At follow-up, degenerative changes were absent in nearly half of all patients, mild in one third, moderate in one tenth, and severe in none. The severity of these changes was not correlated to the number of preoperative dislocation episodes. Results from other studies with follow-up >10 years suggest that primary open labral repair and capsulorrhaphy for post-traumatic anterior shoulder instability are associated with progressive shoulder osteoarthritis developing over the years [3–6, 26, 27, 34]. This process could possibly be caused by the physiologic interference of the surgical repair. Osteoarthritic changes have been associated with loss of external rotation and overtightening of anterior soft tissues around the glenohumeral joint following stabilization [5, 6, 36, 37]. The present study showed that patients with subscapularis muscle histopathologic changes had less loss of external rotation than patients without these anomalies. Consequently, we would have expected them to have less degenerative changes. However, there was no statistically significant difference regarding degenerative changes between both patients' groups. This may be because of a too small sample size with insufficient statistical power to obtain significance, a possible issue with the validity of the Samilson and Prieto classification not currently documented, or because degenerative changes are primarily due to the traumatism of the initial dislocation [38, 39].
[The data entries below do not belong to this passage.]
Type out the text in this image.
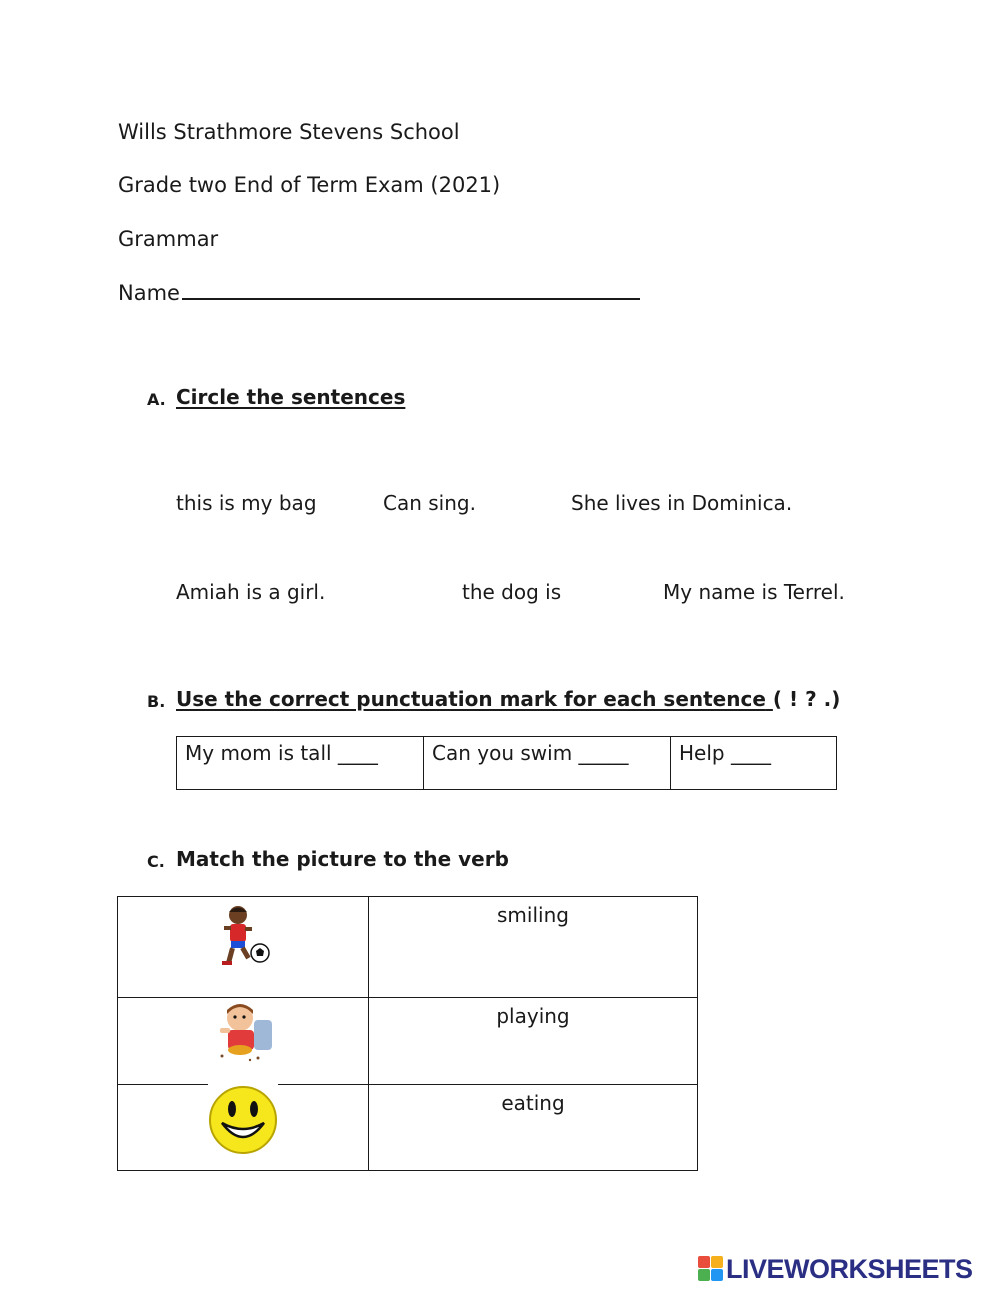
Wills Strathmore Stevens School
Grade two End of Term Exam (2021)
Grammar
Name
A. Circle the sentences
this is my bag	Can sing.	She lives in Dominica.
Amiah is a girl.	the dog is	My name is Terrel.
B. Use the correct punctuation mark for each sentence ( ! ? .)
My mom is tall ____	Can you swim _____	Help ____
C. Match the picture to the verb
	smiling

	playing

	eating
LIVEWORKSHEETS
This study has several limitations: 1) the bone loss on the glenoid rim or the humeral head (an important factor for recurrence after shoulder stabilization), which could not be evaluated as a confounding factor because it was neither consistently recorded on the operative notes nor clearly identifiable on available preoperative radiographs. Of note, we were able to review anteroposterior plain radiograph in neutral rotation for each patient, which was the routine in-hospital preoperative workout in our institution at the time surgeries were performed; however, additional views (anteroposterior with internal and external rotation, axial, or CT-scan in some instances), which were performed before hospitalization as part of a complete work-out, were no more available for a large number of patients, because they had been lost by the patients, not kept by the archive department of our institution, or of a too bad quality to allow for an accurate evaluation of the bone stock. 2) The relatively high rate of patients lost to follow-up (32.7%), which may be explained by their young age (mean age at surgery, 27.2 years) and the long delay since surgery (mean follow-up, 12.9 years); 3) the biopsy specimen harvested in one limited area, which may not imply that a significant portion of the subscapularis muscle presents with the same histopathologic features; 4) the number of preoperative shoulder dislocations, which may have been imprecisely recorded (relying on history taking); 5) the retrospective assessment of shoulder dislocation recurrence; and 6) the small number of events with respect to our primary outcome, leading to large confidence intervals.